Q1: Find the lenght of curve

$\vec{r}(t)=\langle t, 3 \cos t, 3 \sin t\rangle,\quad - 5 \leq t \leq 5$

(1) $\vec r^{\prime}(t)?$

$\vec r^{\prime}(t)=\langle 1,-3 \sin t, 3 \cos t)$

(2) $L=\int_{-5}^{5}\left|\vec r^{\prime}(t)\right| d t$

$L=\int_{-5}^{5} \sqrt{1+9 \sin ^{2} t+9 \cos ^{2} t} dt$

$=\int_{-5}^{5} \sqrt{1+9} dt=\int_{-5}^{5} \sqrt{10} dt$

$L=[t \sqrt{10}]_{-5}^{5}$

$L=(\sqrt{10}\times 5)-(\sqrt{10} \times -5)$

$L=5 \sqrt{10}+5 \sqrt{10}$

$L=10 \sqrt{10}$

Q2: Req. find The Curviture

$\overrightarrow{r(t)}=\left\langle t^{2}, \ln t, t(\ln t\rangle,(1,0,10)\right.$

sol.

(1) $\vec{r^{\prime}(t)}=\left\langle 2 t, \frac{1}{t}, 1+\ln t\right\rangle$

$\left|\vec r^{\prime}(t)\right|= \sqrt{4 t^{2}+\frac{1}{t^{2}}+(1+\ln t)^{2}}$

(2) $\overrightarrow{r^{\prime \prime}(t)}=\left\langle 2, \frac{-1}{t^{2}}, \frac{1}{t}\right\rangle$

$k(t)=\frac {\left|\vec r^{\prime}(t)\times \vec r^{\prime \prime}(t)\right|}{\left|\vec r^{\prime}(t)\right|^{3}}$

$\overrightarrow{r^{\prime}}(t) \times \overrightarrow{r^{\prime\prime}}(t)=\left|\begin{array}{ccc}{i} & {j} & {k} \\ {2 t} & {\frac{1}{t}} & {1+\ln t} \\ {2} & {\frac{-1}{t^{2}}} & {\frac{1}{t}}\end{array}\right|$

$=\frac{-1}{t^{2}}(2+\ln t) \hat{i}+(2 \cdot \ln t) \hat{j}-\frac{4}{t} \hat{k}$

$k(t)=\frac{\left|\frac{1}{t^{2}} (2+\ln t)\hat i+2 \ln t \hat{j}-\frac{4}{t} \hat{k}\right|}{\left(\sqrt{4 t^{2}+\frac{1}{t^{2}}+(1+\ln t)^{2}}\right)^{3}}$

$k(1)=\frac{|2\hat i+0\hat j-4 \hat k|}{6^{\frac{3}{2}}}=\frac{\sqrt{4+16}}{\sqrt{2^{3} \cdot 3^{3}}}$

$k(1)=\frac{\sqrt{2} 0}{6 \sqrt{6}}=\frac{\sqrt{30}}{18}$

Q3: Max.
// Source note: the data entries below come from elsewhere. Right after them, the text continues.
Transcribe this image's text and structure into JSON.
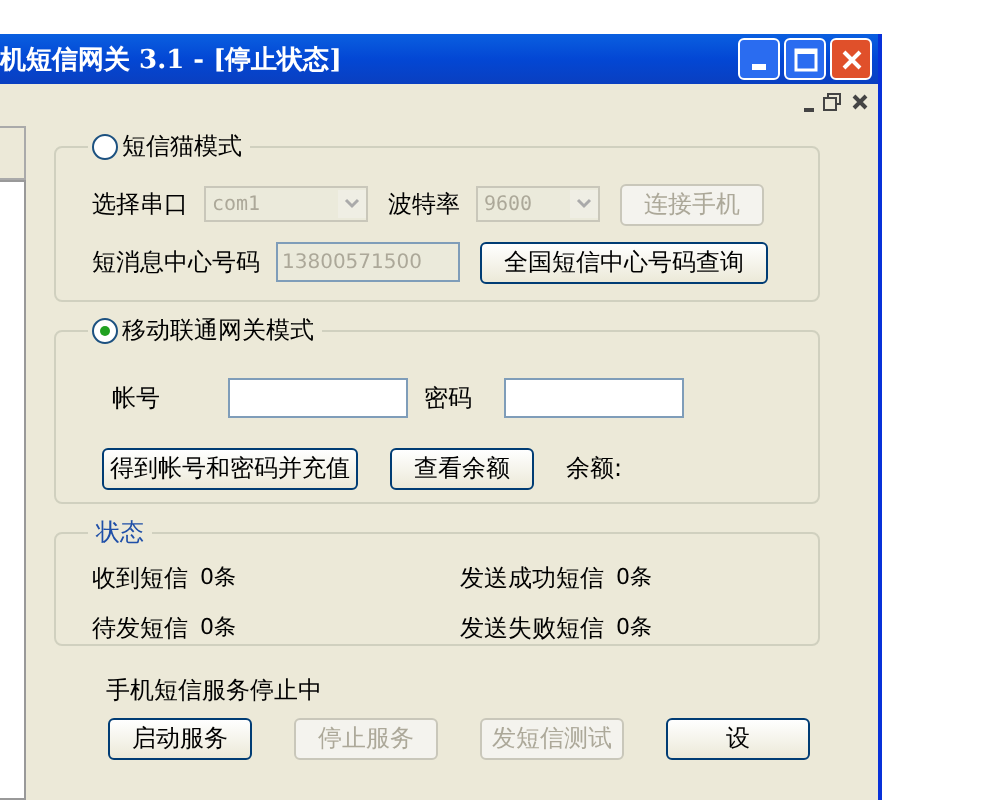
{
  "window": {
    "title": "机短信网关  3.1 - [停止状态]"
  },
  "modem_mode": {
    "label": "短信猫模式",
    "selected": false,
    "port_label": "选择串口",
    "port_value": "com1",
    "port_disabled": true,
    "baud_label": "波特率",
    "baud_value": "9600",
    "baud_disabled": true,
    "connect_button": {
      "label": "连接手机",
      "disabled": true
    },
    "center_label": "短消息中心号码",
    "center_value": "13800571500",
    "center_disabled": true,
    "query_button": {
      "label": "全国短信中心号码查询",
      "disabled": false
    }
  },
  "gateway_mode": {
    "label": "移动联通网关模式",
    "selected": true,
    "account_label": "帐号",
    "password_label": "密码",
    "recharge_button": {
      "label": "得到帐号和密码并充值",
      "disabled": false
    },
    "balance_button": {
      "label": "查看余额",
      "disabled": false
    },
    "balance_label": "余额:"
  },
  "status": {
    "title": "状态",
    "items": [
      {
        "label": "收到短信",
        "value": "0条"
      },
      {
        "label": "发送成功短信",
        "value": "0条"
      },
      {
        "label": "待发短信",
        "value": "0条"
      },
      {
        "label": "发送失败短信",
        "value": "0条"
      }
    ]
  },
  "service_message": "手机短信服务停止中",
  "buttons": [
    {
      "label": "启动服务",
      "disabled": false
    },
    {
      "label": "停止服务",
      "disabled": true
    },
    {
      "label": "发短信测试",
      "disabled": true
    },
    {
      "label": "设",
      "disabled": false
    }
  ]
}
Curviture

$y=\ln x$

(1) $y^{\prime}=\frac{1}{x}, y^{\prime \prime}=\frac{-1}{x^{2}}$

(2) $k(x)=\frac{\left|f^{\prime \prime}(x)\right|}{\left[1+\left(f^{\prime}(x)\right)^{2}\right]^{\frac{3}{2}}}=\frac{\left|\frac{-1}{x^{2}}\right|}{\left[1+\left(\frac{1}{x}\right)^{2}\right]^{\frac{3}{2}}}$

$k(x)=\frac{1}{x^{2}\left[1+\frac{1}{x^{2}}\right]^{\frac{3}{2}}}=x^{-2}\left[1+\frac{1}{x^{2}}\right]^{-\frac{3}{2}}$

(3) $k^{\prime}(x)=\frac{-2 x^{2}\left(1+\frac{1}{x^{2}}\right)+3}{x^{5}\left(1+\frac{1}{x^{2}}\right)^{\frac{5}{2}}}=\frac{1-2 x^{2}}{x^{3}\left(1+\frac{1}{x^{2}}\right)^{\frac{5}{2}}}$

(4) $k^{\prime}(x)=0$

$1-2 x^{2}=0$

\$x=\frac{1}{\sqrt{2}}\quad , \quad x=-\frac{1}{\sqrt{2}}$

Max cur. $\left(\frac{1}{\sqrt{2}}, \ln \frac{1}{\sqrt{2}}\right)$